Josef Schwing wurde 90 Jahre alt

Privatdozent Dr. phil. habil. Josef Schwing war am Lehrstuhl Germanistische Linguistik der Mannheimer Universität tätig. Er legte in Jahrzehnte langer mühsamer Arbeit eine Datenbank an, in der die Mundarten der Deutschen in Südungarn in vielfältiger Weise in Text und Ton archiviert sind. Darüber hinaus sammelte er in Südungarn alte Bilder und machte zahlreihe eigene Aufnahmen über die Baudenkmäler. Er war nicht nur auf dem Gebiet der Erforschung der ungarndeutschen Mundarten tätig, sondern arbeitete auch beim Pfälzischen Wörterbuch in Kaiserslautern. Für seine vielfältigen Verdienste um den Erhalt nicht nur des ungarndeutschen, sondern auch des pfälzischen Volksgutes bekam er u. a. vom Johann-Eimann-Kulturrat die Johann-Eimann-Plakette und vom Bundespräsidenten Horst Köhler das Bundesverdienstkreuz am Bande und für seinen selbstlosen Einsatz in landsmannschaftlichen Organisationen erhielt er den Hauptpreis der Donauschwäbischen Kulturpreises und in Ungarn wurde er mit dem Lenau-Preis ausgezeichnet.

Der Lebensweg von Dr. Schwing war immer zielgerichtet. Auch dann, wenn das Schicksal ihn von seinem geraden Weg abbrachte, fand er die Möglichkeit, zu seiner wissenschaftlichen Arbeit zurückzukehren. Dabei halfen ihm Eigenschaften, wie Ausdauer, Fleiß und Gründlichkeit. Das Licht der Welt erblickte Josef Schwing 1932 in Palotabozsok. Als wissbegieriger Jugendlicher schaffte er die Aufnahme an die Eötvös Loránd Universität (ELTE) in Budapest, wo er von 1953 bis 1956 die Fächer Romanistik, Hungaristik und Finnougristik studierte. 1956 war der Wendepunkt im Leben von Dr. Schwing. Infolge der Revolution in Ungarn packte er die Möglichkeit, das Land zu verlassen und in den Westen zu flüchten. Ohne Zeugnisse und Dokumente angekommen, fing er eine kaufmännische Lehre in Ludwigshafen bei der BASF an. Bei dem riesigen Chemiekonzern lernte er seine Frau Hannelore Sauer kennen. Aus der Ehe stammen zwei Töchter und zwei Enkelkinder. Nach mehreren Jahren Arbeit bei verschiedenen Firmen gründete er 1966 eine eigene, in der er Dichtungsringe herstellte.
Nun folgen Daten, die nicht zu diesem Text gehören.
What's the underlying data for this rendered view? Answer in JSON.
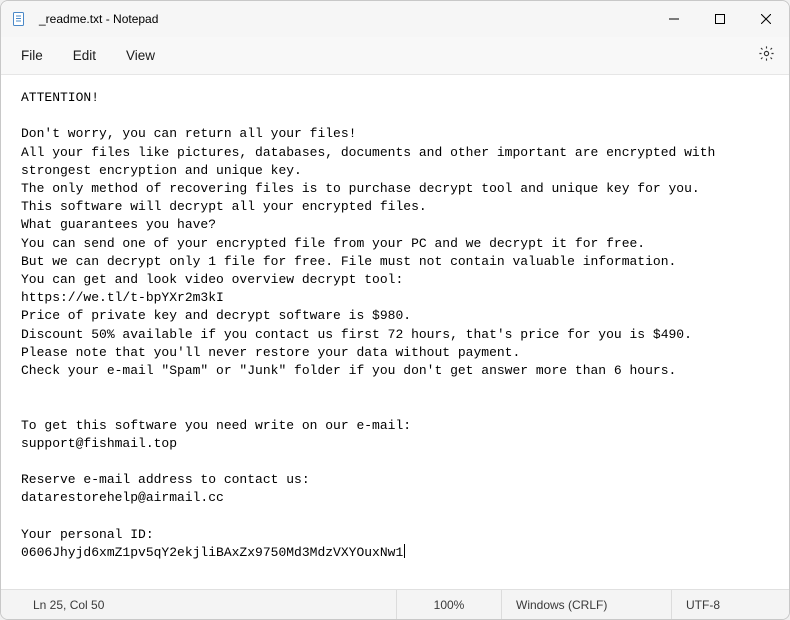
{
  "window": {
    "title": "_readme.txt - Notepad"
  },
  "menu": {
    "file": "File",
    "edit": "Edit",
    "view": "View"
  },
  "document": {
    "text": "ATTENTION!\n\nDon't worry, you can return all your files!\nAll your files like pictures, databases, documents and other important are encrypted with strongest encryption and unique key.\nThe only method of recovering files is to purchase decrypt tool and unique key for you.\nThis software will decrypt all your encrypted files.\nWhat guarantees you have?\nYou can send one of your encrypted file from your PC and we decrypt it for free.\nBut we can decrypt only 1 file for free. File must not contain valuable information.\nYou can get and look video overview decrypt tool:\nhttps://we.tl/t-bpYXr2m3kI\nPrice of private key and decrypt software is $980.\nDiscount 50% available if you contact us first 72 hours, that's price for you is $490.\nPlease note that you'll never restore your data without payment.\nCheck your e-mail \"Spam\" or \"Junk\" folder if you don't get answer more than 6 hours.\n\n\nTo get this software you need write on our e-mail:\nsupport@fishmail.top\n\nReserve e-mail address to contact us:\ndatarestorehelp@airmail.cc\n\nYour personal ID:\n0606Jhyjd6xmZ1pv5qY2ekjliBAxZx9750Md3MdzVXYOuxNw1"
  },
  "status": {
    "position": "Ln 25, Col 50",
    "zoom": "100%",
    "line_ending": "Windows (CRLF)",
    "encoding": "UTF-8"
  }
}
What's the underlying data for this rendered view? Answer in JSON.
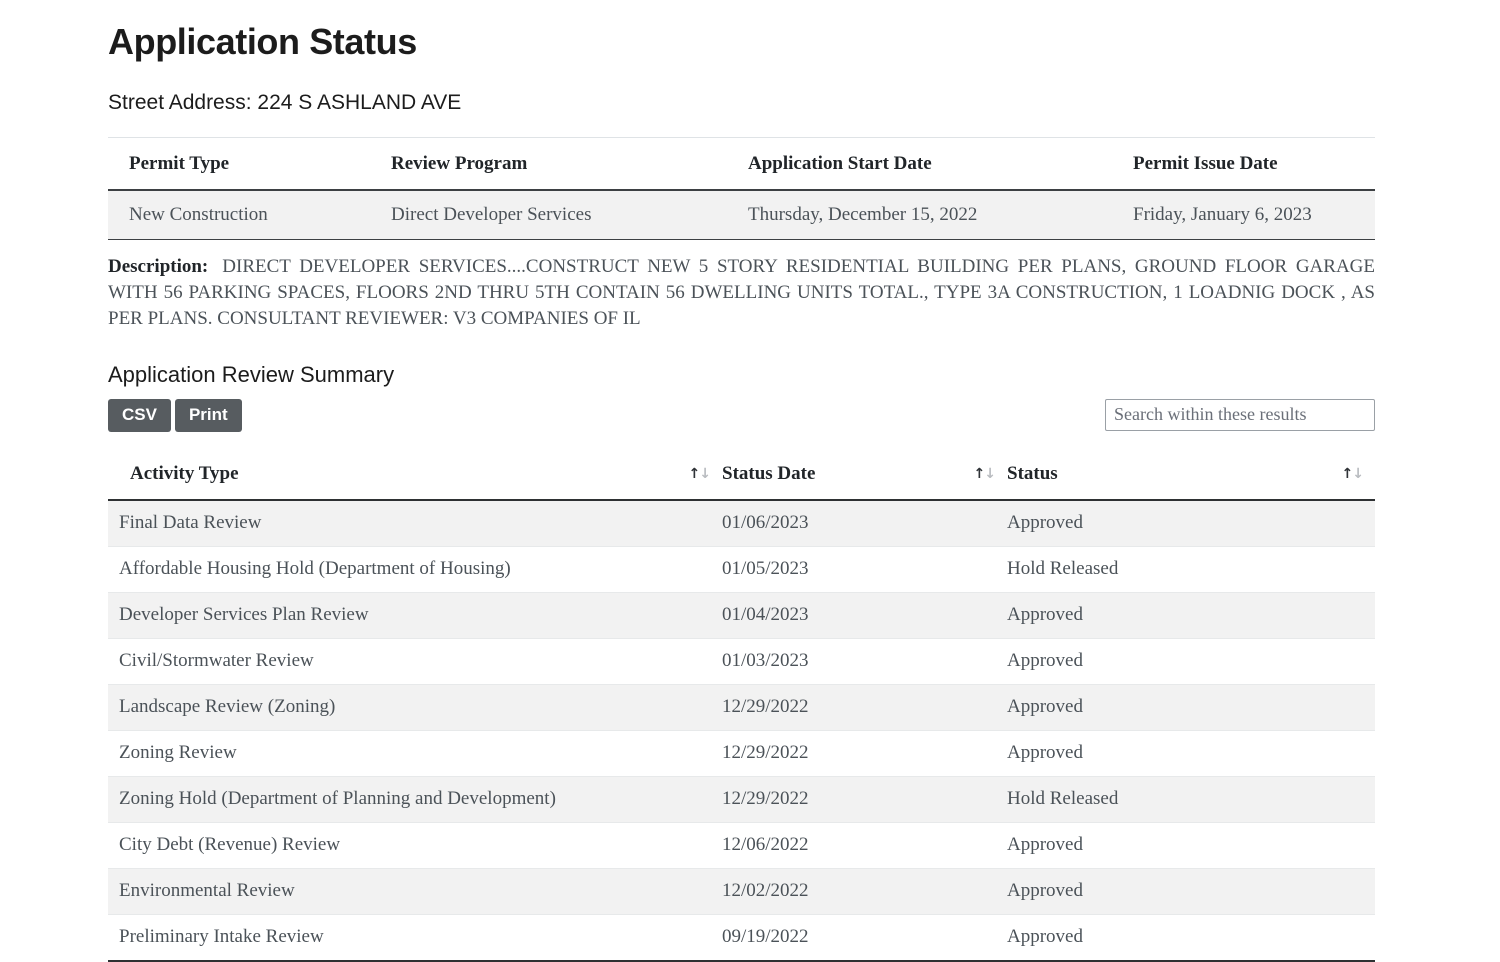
{
  "page": {
    "title": "Application Status",
    "street_address_label": "Street Address: 224 S ASHLAND AVE"
  },
  "permit_table": {
    "headers": {
      "permit_type": "Permit Type",
      "review_program": "Review Program",
      "application_start_date": "Application Start Date",
      "permit_issue_date": "Permit Issue Date"
    },
    "row": {
      "permit_type": "New Construction",
      "review_program": "Direct Developer Services",
      "application_start_date": "Thursday, December 15, 2022",
      "permit_issue_date": "Friday, January 6, 2023"
    }
  },
  "description": {
    "label": "Description:",
    "text": "DIRECT DEVELOPER SERVICES....CONSTRUCT NEW 5 STORY RESIDENTIAL BUILDING PER PLANS, GROUND FLOOR GARAGE WITH 56 PARKING SPACES, FLOORS 2ND THRU 5TH CONTAIN 56 DWELLING UNITS TOTAL., TYPE 3A CONSTRUCTION, 1 LOADNIG DOCK , AS PER PLANS. CONSULTANT REVIEWER: V3 COMPANIES OF IL"
  },
  "summary": {
    "title": "Application Review Summary",
    "buttons": {
      "csv": "CSV",
      "print": "Print"
    },
    "search": {
      "placeholder": "Search within these results",
      "value": ""
    },
    "headers": {
      "activity_type": "Activity Type",
      "status_date": "Status Date",
      "status": "Status"
    },
    "sort_icon": {
      "up": "↑",
      "down": "↓"
    },
    "rows": [
      {
        "activity_type": "Final Data Review",
        "status_date": "01/06/2023",
        "status": "Approved"
      },
      {
        "activity_type": "Affordable Housing Hold (Department of Housing)",
        "status_date": "01/05/2023",
        "status": "Hold Released"
      },
      {
        "activity_type": "Developer Services Plan Review",
        "status_date": "01/04/2023",
        "status": "Approved"
      },
      {
        "activity_type": "Civil/Stormwater Review",
        "status_date": "01/03/2023",
        "status": "Approved"
      },
      {
        "activity_type": "Landscape Review (Zoning)",
        "status_date": "12/29/2022",
        "status": "Approved"
      },
      {
        "activity_type": "Zoning Review",
        "status_date": "12/29/2022",
        "status": "Approved"
      },
      {
        "activity_type": "Zoning Hold (Department of Planning and Development)",
        "status_date": "12/29/2022",
        "status": "Hold Released"
      },
      {
        "activity_type": "City Debt (Revenue) Review",
        "status_date": "12/06/2022",
        "status": "Approved"
      },
      {
        "activity_type": "Environmental Review",
        "status_date": "12/02/2022",
        "status": "Approved"
      },
      {
        "activity_type": "Preliminary Intake Review",
        "status_date": "09/19/2022",
        "status": "Approved"
      }
    ]
  },
  "colors": {
    "button_bg": "#575c60",
    "row_alt_bg": "#f2f2f2",
    "text": "#4b5258",
    "heading": "#1c1c1c"
  }
}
Aber er vergaß die Wissenschaft nicht und deshalb setzte er das unterbrochene Studium ab 1964 in den Fächern Germanistik und Romanistik an der Universität Heidelberg fort. Danach folgte das Studium der Phonetik und Phonologie und der Germanistik an der Universität des Saarlandes in Saarbrücken, seine Studien schloss er mit der Promotion ab. Seine Dissertation schrieb er über die »Grammatik der deutschen Mundart von Palotabozsok (Ungarn)«. 1980–1990 war er wissenschaftlicher Mitarbeiter der Akademie der Wissenschaften und der Literatur Mainz, seine Arbeitsstelle war beim Pfälzischen Wörterbuch in Kaiserslautern. Ab 1990 machte er regelmäßig Tonaufnahmen der deutschen Mundarten Südtransdanubiens als Angestellter des Instituts für pfälzische Geschichte und Volkskunde in Kaiserslautern. Als freischaffender Wissenschaftler setzt er seine Tätigkeit fort und besuchte regelmäßig die Dörfer in Ungarn. Während seiner Ungarnreisen mindestens zweimal im Jahr ging Josef Schwing systematisch an die Arbeit und zeichnete die Mundarten auf Tonkassetten auf.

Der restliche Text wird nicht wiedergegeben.